Matthew Dwyer

Cricket information
- Batting: Left-handed
- Bowling: Slow left-arm orthodox

International information
- National side: Ireland;

Career statistics
| Competition | First-class | List A |
| Matches | 2 | 11 |
| Runs scored | 7 | 7 |
| Batting average | 3.50 | 7.00 |
| 100s/50s | 0/0 | 0/0 |
| Top score | 4* | 4 |
| Balls bowled | 294 | 642 |
| Wickets | 10 | 14 |
| Bowling average | 14.80 | 29.57 |
| 5 wickets in innings | 0 | 0 |
| 10 wickets in match | 0 | 0 |
| Best bowling | 4/57 | 3/31 |
| Catches/stumpings | 0/– | 4/– |
- Source: CricketArchive, 9 October 2022

= Matthew Dwyer =

Matthew Damian Dwyer (born 22 February 1959) is a former Irish cricketer.

A left-handed batsman and slow left-arm bowler, he was very much a late starter as far as international cricket is concerned, making his debut for the Ireland cricket team at the age of 39 against Glamorgan in May 1998. He went on to play for Ireland on 51 occasions, his last game coming against Australia in August 2001.

Of his matches for Ireland, two had first-class status and eleven had List A status.

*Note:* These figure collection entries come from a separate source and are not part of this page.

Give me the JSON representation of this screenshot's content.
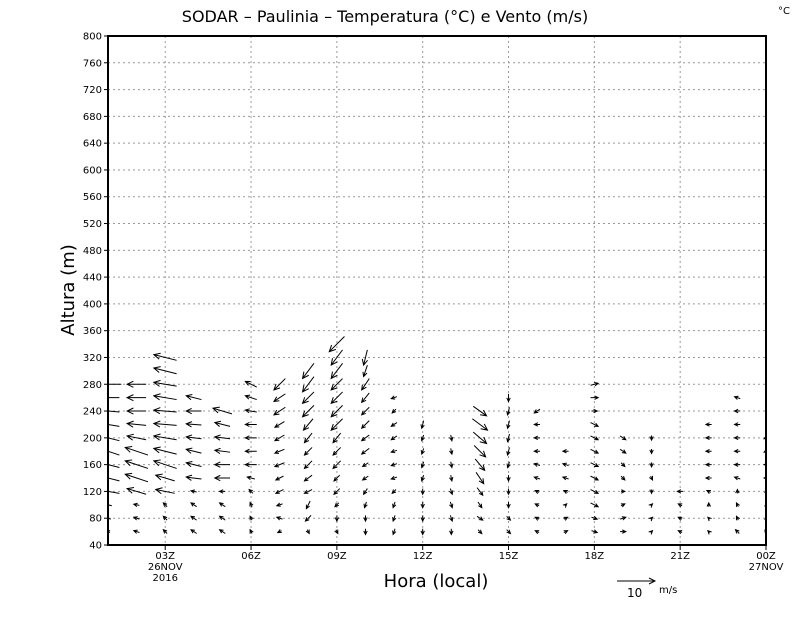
{
  "chart_data": {
    "type": "vector",
    "title": "SODAR  –  Paulinia  –  Temperatura (°C) e Vento (m/s)",
    "colorbar_unit": "°C",
    "xlabel": "Hora (local)",
    "ylabel": "Altura (m)",
    "ylim": [
      40,
      800
    ],
    "yticks": [
      40,
      80,
      120,
      160,
      200,
      240,
      280,
      320,
      360,
      400,
      440,
      480,
      520,
      560,
      600,
      640,
      680,
      720,
      760,
      800
    ],
    "xlim_hours": [
      1,
      24
    ],
    "xticks": [
      {
        "hour": 3,
        "label": "03Z",
        "sub1": "26NOV",
        "sub2": "2016"
      },
      {
        "hour": 6,
        "label": "06Z"
      },
      {
        "hour": 9,
        "label": "09Z"
      },
      {
        "hour": 12,
        "label": "12Z"
      },
      {
        "hour": 15,
        "label": "15Z"
      },
      {
        "hour": 18,
        "label": "18Z"
      },
      {
        "hour": 21,
        "label": "21Z"
      },
      {
        "hour": 24,
        "label": "00Z",
        "sub1": "27NOV"
      }
    ],
    "grid": true,
    "reference_vector": {
      "value": "10",
      "unit": "m/s",
      "speed": 10
    },
    "level_start_m": 60,
    "level_step_m": 20,
    "series_note": "wind vectors [u, v] in m/s per hour column, from 60 m upward every 20 m",
    "columns": [
      {
        "hour": 1,
        "uv": [
          [
            -1,
            0.5
          ],
          [
            -1.5,
            0.5
          ],
          [
            -2,
            0.5
          ],
          [
            -6,
            1
          ],
          [
            -6,
            1.5
          ],
          [
            -6,
            1.5
          ],
          [
            -6,
            2
          ],
          [
            -6,
            1.5
          ],
          [
            -6,
            1
          ],
          [
            -6,
            0.5
          ],
          [
            -6,
            0
          ],
          [
            -7,
            0
          ]
        ]
      },
      {
        "hour": 2,
        "uv": [
          [
            -1.5,
            0.5
          ],
          [
            -1.5,
            0.5
          ],
          [
            -1.5,
            0.3
          ],
          [
            -5,
            1.5
          ],
          [
            -6,
            2
          ],
          [
            -6,
            2
          ],
          [
            -6,
            2
          ],
          [
            -5,
            1
          ],
          [
            -5,
            0.5
          ],
          [
            -5,
            0
          ],
          [
            -5,
            0
          ],
          [
            -5,
            0
          ]
        ]
      },
      {
        "hour": 3,
        "uv": [
          [
            -1,
            1
          ],
          [
            -1,
            1
          ],
          [
            -1,
            1
          ],
          [
            -5,
            1
          ],
          [
            -5,
            1.5
          ],
          [
            -6,
            2
          ],
          [
            -6,
            1.5
          ],
          [
            -6,
            1
          ],
          [
            -6,
            0.5
          ],
          [
            -6,
            0.5
          ],
          [
            -6,
            1
          ],
          [
            -6,
            1
          ],
          [
            -6,
            1.5
          ],
          [
            -6,
            1.5
          ]
        ]
      },
      {
        "hour": 4,
        "uv": [
          [
            -1.5,
            1
          ],
          [
            -1.5,
            1
          ],
          [
            -1.5,
            1
          ],
          [
            -1.5,
            0.3
          ],
          [
            -4,
            0.5
          ],
          [
            -4,
            1
          ],
          [
            -4,
            1
          ],
          [
            -4,
            0.5
          ],
          [
            -4,
            0.3
          ],
          [
            -4,
            0
          ],
          [
            -4,
            1
          ]
        ]
      },
      {
        "hour": 5,
        "uv": [
          [
            -1.5,
            1
          ],
          [
            -1.5,
            1
          ],
          [
            -1.5,
            1
          ],
          [
            -1.5,
            0
          ],
          [
            -4,
            0
          ],
          [
            -4,
            0
          ],
          [
            -4,
            0.5
          ],
          [
            -4,
            0.5
          ],
          [
            -4,
            1
          ],
          [
            -5,
            1.5
          ]
        ]
      },
      {
        "hour": 6,
        "uv": [
          [
            -0.5,
            1
          ],
          [
            -0.5,
            1
          ],
          [
            -0.5,
            1.2
          ],
          [
            -1,
            1
          ],
          [
            -2,
            0.5
          ],
          [
            -3,
            0
          ],
          [
            -3,
            0
          ],
          [
            -3,
            0
          ],
          [
            -3,
            0
          ],
          [
            -3,
            0.5
          ],
          [
            -3,
            1
          ],
          [
            -3,
            1.5
          ]
        ]
      },
      {
        "hour": 7,
        "uv": [
          [
            -1,
            -0.5
          ],
          [
            -1.5,
            0.5
          ],
          [
            -1.5,
            -0.5
          ],
          [
            -2,
            -1
          ],
          [
            -2,
            -1
          ],
          [
            -2.5,
            -1
          ],
          [
            -2.5,
            -1
          ],
          [
            -2.5,
            -1.5
          ],
          [
            -2.5,
            -1.5
          ],
          [
            -3,
            -2
          ],
          [
            -3,
            -2
          ],
          [
            -3,
            -3
          ]
        ]
      },
      {
        "hour": 8,
        "uv": [
          [
            0.5,
            -1
          ],
          [
            -1.5,
            -1.5
          ],
          [
            -1,
            -2
          ],
          [
            -2,
            -1
          ],
          [
            -2,
            -1.5
          ],
          [
            -2,
            -2
          ],
          [
            -2,
            -2
          ],
          [
            -2,
            -2.5
          ],
          [
            -2.5,
            -3
          ],
          [
            -3,
            -3
          ],
          [
            -3,
            -3
          ],
          [
            -3,
            -4
          ],
          [
            -3,
            -4
          ]
        ]
      },
      {
        "hour": 9,
        "uv": [
          [
            0.5,
            -1
          ],
          [
            0,
            -1.5
          ],
          [
            -1,
            -1
          ],
          [
            -1.5,
            -1.5
          ],
          [
            -1.5,
            -1.5
          ],
          [
            -2,
            -2
          ],
          [
            -2,
            -2
          ],
          [
            -2,
            -2.5
          ],
          [
            -3,
            -3
          ],
          [
            -3,
            -3
          ],
          [
            -3,
            -3
          ],
          [
            -3,
            -3
          ],
          [
            -3,
            -4
          ],
          [
            -3,
            -4
          ],
          [
            -4,
            -4
          ]
        ]
      },
      {
        "hour": 10,
        "uv": [
          [
            0,
            -1.5
          ],
          [
            0,
            -1.5
          ],
          [
            -0.5,
            -1.5
          ],
          [
            -1,
            -1.5
          ],
          [
            -1.5,
            -1
          ],
          [
            -1.5,
            -1
          ],
          [
            -2,
            -1.5
          ],
          [
            -2,
            -1.5
          ],
          [
            -2,
            -2
          ],
          [
            -2,
            -2
          ],
          [
            -2,
            -2.5
          ],
          [
            -2,
            -3
          ],
          [
            -1,
            -3
          ],
          [
            -1,
            -4
          ]
        ]
      },
      {
        "hour": 11,
        "uv": [
          [
            -0.5,
            -1.5
          ],
          [
            -0.5,
            -1.5
          ],
          [
            -0.5,
            -1.5
          ],
          [
            -1,
            -1
          ],
          [
            -1.5,
            -0.5
          ],
          [
            -1.5,
            -0.5
          ],
          [
            -1.5,
            -0.5
          ],
          [
            -1.5,
            -1
          ],
          [
            -1.5,
            -1
          ],
          [
            -1,
            -1
          ],
          [
            -1.5,
            -0.5
          ]
        ]
      },
      {
        "hour": 12,
        "uv": [
          [
            0,
            -1.5
          ],
          [
            0,
            -1.5
          ],
          [
            0,
            -1.5
          ],
          [
            0,
            -1.5
          ],
          [
            -0.5,
            -1.5
          ],
          [
            -0.5,
            -1.5
          ],
          [
            -0.5,
            -1.5
          ],
          [
            -0.5,
            -1.5
          ],
          [
            -0.5,
            -2
          ]
        ]
      },
      {
        "hour": 13,
        "uv": [
          [
            0,
            -1.5
          ],
          [
            0.5,
            -1.5
          ],
          [
            0.5,
            -1.5
          ],
          [
            0.5,
            -1.5
          ],
          [
            0.3,
            -1.5
          ],
          [
            0.3,
            -1.5
          ],
          [
            0.3,
            -1.5
          ],
          [
            0.3,
            -1.5
          ]
        ]
      },
      {
        "hour": 14,
        "uv": [
          [
            1,
            -1
          ],
          [
            1.5,
            -1
          ],
          [
            1,
            -1.5
          ],
          [
            1.5,
            -2
          ],
          [
            2,
            -3
          ],
          [
            2.5,
            -3
          ],
          [
            3,
            -3
          ],
          [
            3.5,
            -3
          ],
          [
            4,
            -3
          ],
          [
            3.5,
            -2.5
          ]
        ]
      },
      {
        "hour": 15,
        "uv": [
          [
            1,
            -1
          ],
          [
            1,
            -1
          ],
          [
            0,
            -1.5
          ],
          [
            0,
            -1.5
          ],
          [
            0,
            -1.5
          ],
          [
            -0.5,
            -1.5
          ],
          [
            -0.5,
            -2
          ],
          [
            -0.5,
            -2
          ],
          [
            -0.5,
            -2
          ],
          [
            -0.5,
            -2
          ],
          [
            0,
            -2
          ]
        ]
      },
      {
        "hour": 16,
        "uv": [
          [
            -1,
            0.5
          ],
          [
            -1,
            0.5
          ],
          [
            -1,
            0.5
          ],
          [
            -1,
            0.5
          ],
          [
            -1.5,
            0.5
          ],
          [
            -1.5,
            0.5
          ],
          [
            -1.5,
            0
          ],
          [
            -1.5,
            0
          ],
          [
            -1.5,
            0
          ],
          [
            -1.5,
            -1
          ]
        ]
      },
      {
        "hour": 17,
        "uv": [
          [
            1,
            0.5
          ],
          [
            1,
            0.5
          ],
          [
            0.5,
            0.5
          ],
          [
            -1,
            0.5
          ],
          [
            -1.5,
            0.5
          ],
          [
            -1.5,
            0.5
          ],
          [
            -1.5,
            0
          ]
        ]
      },
      {
        "hour": 18,
        "uv": [
          [
            1.5,
            -0.5
          ],
          [
            1.5,
            -0.5
          ],
          [
            2,
            -1
          ],
          [
            2,
            -1
          ],
          [
            2,
            -1
          ],
          [
            2,
            -1
          ],
          [
            2,
            -1
          ],
          [
            2,
            -1
          ],
          [
            2,
            -1
          ],
          [
            1.5,
            0
          ],
          [
            2,
            0
          ],
          [
            2,
            0.5
          ]
        ]
      },
      {
        "hour": 19,
        "uv": [
          [
            1.5,
            0
          ],
          [
            1.5,
            0.5
          ],
          [
            1,
            0.5
          ],
          [
            1,
            0
          ],
          [
            1,
            -1
          ],
          [
            1,
            -1
          ],
          [
            1.5,
            -1
          ],
          [
            1.5,
            -1
          ]
        ]
      },
      {
        "hour": 20,
        "uv": [
          [
            0.5,
            0.5
          ],
          [
            0.5,
            0.5
          ],
          [
            0.5,
            0.5
          ],
          [
            0,
            -1
          ],
          [
            0.5,
            -1
          ],
          [
            0,
            -1.2
          ],
          [
            0,
            -1.2
          ],
          [
            0,
            -1.2
          ]
        ]
      },
      {
        "hour": 21,
        "uv": [
          [
            -1,
            0.5
          ],
          [
            -1,
            0.5
          ],
          [
            -1,
            0.5
          ],
          [
            -1.5,
            0
          ]
        ]
      },
      {
        "hour": 22,
        "uv": [
          [
            -0.5,
            0.5
          ],
          [
            -0.5,
            0.5
          ],
          [
            0,
            1
          ],
          [
            -1,
            0.5
          ],
          [
            -1.5,
            0
          ],
          [
            -1.5,
            0
          ],
          [
            -1.5,
            0
          ],
          [
            -1.5,
            0
          ],
          [
            -1.5,
            0
          ]
        ]
      },
      {
        "hour": 23,
        "uv": [
          [
            -1,
            1
          ],
          [
            -0.5,
            1
          ],
          [
            -0.5,
            1
          ],
          [
            0,
            1
          ],
          [
            -1.5,
            0.5
          ],
          [
            -1.5,
            0
          ],
          [
            -1.5,
            0
          ],
          [
            -1.5,
            0
          ],
          [
            -1.5,
            0
          ],
          [
            -1.5,
            0
          ],
          [
            -1.5,
            0.5
          ]
        ]
      },
      {
        "hour": 24,
        "uv": [
          [
            -0.3,
            -1
          ],
          [
            -0.5,
            -0.5
          ],
          [
            -0.5,
            -0.5
          ],
          [
            -0.5,
            -0.5
          ],
          [
            -1,
            0
          ],
          [
            -1,
            0
          ],
          [
            -1,
            -0.5
          ],
          [
            -1,
            -0.5
          ]
        ]
      }
    ]
  }
}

In all matches for Ireland, he scored 60 runs at an average of 6.67, with a top score of 12 not out against Scotland in July 2001. He took 62 wickets at an average of 25.87, with best bowling figures of 4/57 against Australia A in August 1998.

He played in four international tournaments for Ireland; the 2001 ICC Trophy, the European Championship in 1998 and 2000 and the ICC Emerging Nations tournament in 2000.

He was the assistant coach of the Ireland Senior Cricket during the 2007 World Cup in the West Indies, and in 2008 coached the Ireland Under 19 team. He also took charge of the Irish Women's Cricket team for three international games against the West Indies during the 2008 season while there were awaiting the appointment of a full-time coach.